At the beginning of this year, Saad Hariri enjoyed relative anonymity as a business tycoon running his family's hugely-successful empire.
Saad Hariri acknowledges he has a tough job ahead
But everything changed when a massive car bomb killed his father Rafik, the former Prime Minister, in Beirut on 14 February.
The 35-year-old, with no previous political experience, was suddenly propelled into the spotlight as his father's successor.
He admits it was not a job he wanted at first. "Then we decided that what my father wanted to achieve had not been achieved," he said in an interview with Newsweek magazine earlier this month.
Now his Future Current movement, the main anti-Syrian alliance, looks set to have won the election - which puts him in a position to take up the job of prime minister.
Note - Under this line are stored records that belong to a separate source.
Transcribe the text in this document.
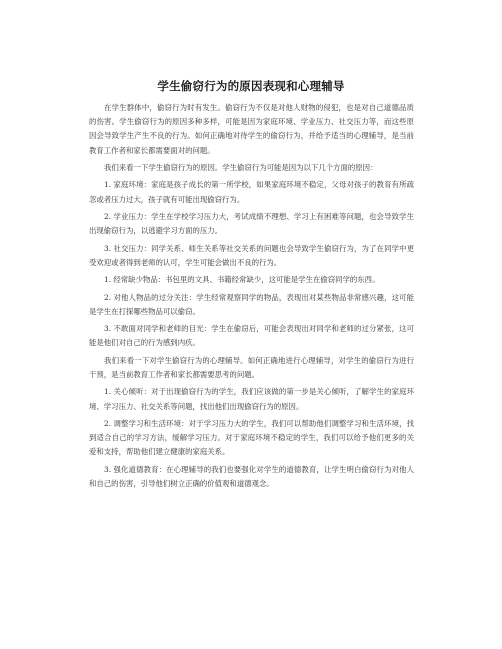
学生偷窃行为的原因表现和心理辅导

在学生群体中，偷窃行为时有发生。偷窃行为不仅是对他人财物的侵犯，也是对自己道德品质的伤害。学生偷窃行为的原因多种多样，可能是因为家庭环境、学业压力、社交压力等，而这些原因会导致学生产生不良的行为。如何正确地对待学生的偷窃行为，并给予适当的心理辅导，是当前教育工作者和家长都需要面对的问题。

我们来看一下学生偷窃行为的原因。学生偷窃行为可能是因为以下几个方面的原因：

1. 家庭环境：家庭是孩子成长的第一所学校，如果家庭环境不稳定，父母对孩子的教育有所疏忽或者压力过大，孩子就有可能出现偷窃行为。

2. 学业压力：学生在学校学习压力大，考试成绩不理想、学习上有困难等问题，也会导致学生出现偷窃行为，以逃避学习方面的压力。

3. 社交压力：同学关系、师生关系等社交关系的问题也会导致学生偷窃行为，为了在同学中更受欢迎或者得到老师的认可，学生可能会做出不良的行为。

1. 经常缺少物品：书包里的文具、书籍经常缺少，这可能是学生在偷窃同学的东西。

2. 对他人物品的过分关注：学生经常观察同学的物品，表现出对某些物品非常感兴趣，这可能是学生在打探哪些物品可以偷窃。

3. 不敢面对同学和老师的目光：学生在偷窃后，可能会表现出对同学和老师的过分紧张，这可能是他们对自己的行为感到内疚。

我们来看一下对学生偷窃行为的心理辅导。如何正确地进行心理辅导，对学生的偷窃行为进行干预，是当前教育工作者和家长都需要思考的问题。

1. 关心倾听：对于出现偷窃行为的学生，我们应该做的第一步是关心倾听，了解学生的家庭环境、学习压力、社交关系等问题，找出他们出现偷窃行为的原因。

2. 调整学习和生活环境：对于学习压力大的学生，我们可以帮助他们调整学习和生活环境，找到适合自己的学习方法，缓解学习压力。对于家庭环境不稳定的学生，我们可以给予他们更多的关爱和支持，帮助他们建立健康的家庭关系。

3. 强化道德教育：在心理辅导的我们也要强化对学生的道德教育，让学生明白偷窃行为对他人和自己的伤害，引导他们树立正确的价值观和道德观念。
He told Newsweek that if elected he wanted to end corruption and boost the economy, as well as free Lebanon from the influence of Syria.
"We have to understand that we come out of 30 years of not making decisions by ourselves, of having a country telling us what to do," he said.
Inexperience 'an advantage'
But he acknowledges he has an uphill task as a newcomer to politics.
"I think I am merely a symbol for now," he told the AFP news agency. "I need to work hard in the coming four years to ... fill a little bit my father's shoes."
Rafik Hariri was an influential figure in Lebanese politics
Saad Hariri, married with two young children, is a business graduate from Georgetown University in Washington.
He took over the family business at just 26 and headed his father's Saudi-based construction firm, Saudi Oger - one of the Middle East's largest firms with a turnover of more than $2bn and a 35,000-strong workforce.
He also managed the Hariri empire's other interests, which include banking, real estate and media. His own real estate firm is said to be worth around $145m.
Lebanon's Daily Star says Saad Hariri's inexperience "in walking the crooked paths of the Lebanese political environment" may work to his advantage.
"Because of his lack of exposure to the corrupt reality of the Lebanese state, he has the means to resist negative aspects of governance that are so prevalent here," the newspaper wrote in early May.